Tether- and post-enabled flip-chip assembly for manufacturable RF-MEMS

Abstract

This work demonstrates a cost-effective technology for integrating microelectromechanical systems (MEMS) devices with other RF components on a substrate. We have designed, fabricated and tested a new variable capacitor with a two-dimensional (2-D) array of capacitor plates. The MEMS devices were fabricated in a surface-micromachined foundry process, multiple user MEMS processes (PolyMUMPs) and then flip-chip transferred to a RF circuit substrate. With tethers, the MEMS could be released before the flip-chip assembly.

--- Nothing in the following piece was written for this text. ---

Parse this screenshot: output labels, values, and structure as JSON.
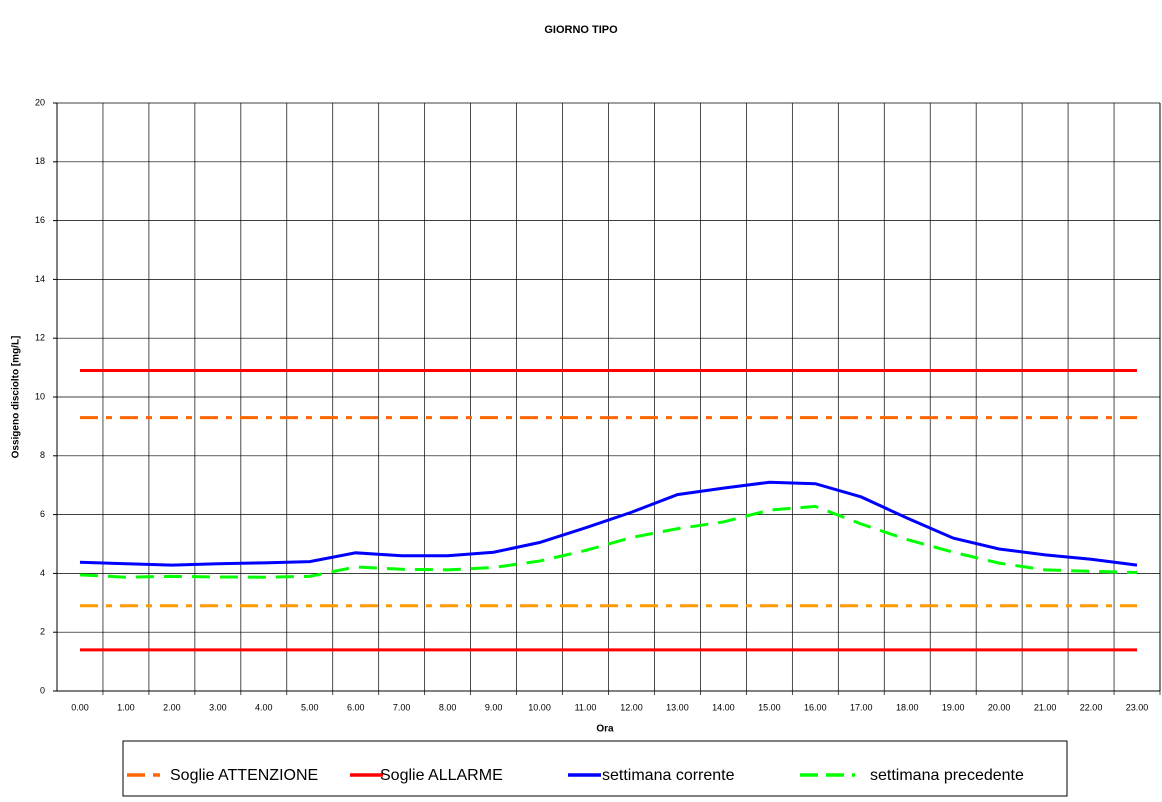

Such pre-assembly release is critical in integrating hundreds of MEMS with other components on the same substrate. With the consideration of necking configuration, mechanical stops and placement, we have achieved 100% yield for the flip-chip assembly and device transfer. The precise gap between the MEMS and the RF substrate could be achieved with posts even with large bump height variations in the flip-chip assembly. Such a precise gap is critical to assure repeatable digital capacitance performance and to allow the use of compliant couplings to reduce thermal mismatch effects. We have developed 43 different plate/post configurations for 15 different gaps with a 0.25 μm increment. The 2-D variable capacitor assembled showed excellent RF performance. Its Q-factor was above 350 at 0.97 GHz with a capacitance ratio of 4.7:1 for a tuning range of 171 MHz in a resonator circuit.